Une fois ceci fait, il faut téléphoner aux personnes et faire preuve de talent. Bien expliquer qu'on est INSEE et non pas INC, que non on ne veut pas vous vendre des cuisines, que oui vous en avez marre d'être enquêté par téléphone pour des niaiseries, mais là Madame c'est sérieux, c'est une enquête économique qui débouchera peut-être/surement à terme sur une loi sensée améliorer votre vie (enfin selon qui vous avez voté car les enquêteurs font les enquêtes mais ce sont les politiques qui font les lois et tous n'ont pas la même perception de la qualité de la vie...).

 

Ensuite on arrive avec notre ordinateur. En général on patine un peu au premier entretien mais ensuite ça roule tout seul. On est sensé ne jamais interpréter la question et la lire telle qu'elle est. Mais quelques fois on a eu des questions tellement longues et tarabiscotées que lorsqu'on arrive au bout, l'enquêté ne sait plus de quoi il s'agit. Mais bon on y arrive grâce à notre expérience.

 

Nous sommes rémunérés au questionnaire. Des tests sont faits en amont pour déterminer une durée moyenne, laquelle conditionnera le prix du questionnaire. Bien sûr les questionnaires non-répondus ne sont rémunérés que quelques euros alors qu'ils nous ont aussi demandé du travail de repérage, de contact etc.

 

Dans un prochain message je vous explique pourquoi nous sommes en grève depuis 3 mois. Mais avant je vous fais passer le témoignage d'Elisabeth. (J'ai associé mes collègues à ce blog par l'intérmédiaire de notre forum, car je ne peux pas les faire venir, je n'ai pas de possibilité de parrainage).

 

 

Tous les commentaires

22/04/2009, 20:43 | Par Anne Guérin-Castell

Merci pour cette description de votre métier. L'État est le plus grand utilisateur de personnes sans statut, rémunérées à l'heure, ou, comme vous, à la tâche, sans congés payés ni prime de précarité, révocables du jour au lendemain, et avec des droits à la retraite minimes, à condition que les administrations n'aient pas "oublié " de cotiser… L'État employeur se permet ce qu'il ne tolère pas des patrons privés.

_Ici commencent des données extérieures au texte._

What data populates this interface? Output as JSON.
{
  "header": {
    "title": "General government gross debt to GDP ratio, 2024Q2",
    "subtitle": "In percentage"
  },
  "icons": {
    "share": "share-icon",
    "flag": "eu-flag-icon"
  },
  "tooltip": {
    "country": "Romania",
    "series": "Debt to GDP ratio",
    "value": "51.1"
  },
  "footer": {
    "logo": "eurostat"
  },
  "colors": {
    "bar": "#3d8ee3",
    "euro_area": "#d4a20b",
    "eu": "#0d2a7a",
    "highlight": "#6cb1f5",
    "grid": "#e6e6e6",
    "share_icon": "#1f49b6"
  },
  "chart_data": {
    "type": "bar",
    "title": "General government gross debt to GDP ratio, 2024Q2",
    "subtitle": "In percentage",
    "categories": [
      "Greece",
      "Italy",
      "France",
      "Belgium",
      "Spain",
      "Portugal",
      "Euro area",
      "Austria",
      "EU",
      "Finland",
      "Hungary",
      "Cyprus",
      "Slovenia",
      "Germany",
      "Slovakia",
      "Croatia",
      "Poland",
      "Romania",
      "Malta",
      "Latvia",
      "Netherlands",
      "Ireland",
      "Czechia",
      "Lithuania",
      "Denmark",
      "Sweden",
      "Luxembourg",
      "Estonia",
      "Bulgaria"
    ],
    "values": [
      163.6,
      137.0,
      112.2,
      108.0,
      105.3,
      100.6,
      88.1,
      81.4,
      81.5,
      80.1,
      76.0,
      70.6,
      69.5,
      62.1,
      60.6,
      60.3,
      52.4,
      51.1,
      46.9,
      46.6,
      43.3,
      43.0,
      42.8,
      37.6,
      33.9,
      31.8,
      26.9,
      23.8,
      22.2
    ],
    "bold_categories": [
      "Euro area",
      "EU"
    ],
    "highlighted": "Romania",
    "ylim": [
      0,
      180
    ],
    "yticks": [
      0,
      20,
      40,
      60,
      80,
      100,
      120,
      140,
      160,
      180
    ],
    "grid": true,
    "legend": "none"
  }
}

22/04/2009, 22:52 | Par dominique gautier

Je savais bien sûr que les précédents articles de Médiapart n'abordaient pas les problèmes et la situation des hommes et femmes de terrain, c'est la raison pour laquelle j'ai salué votre projet comme une heureuse initiative et comme un complément indispensable aux précédentes informations. Continuez, je pense que nous vous lirons avec intérêt. Bien à vous.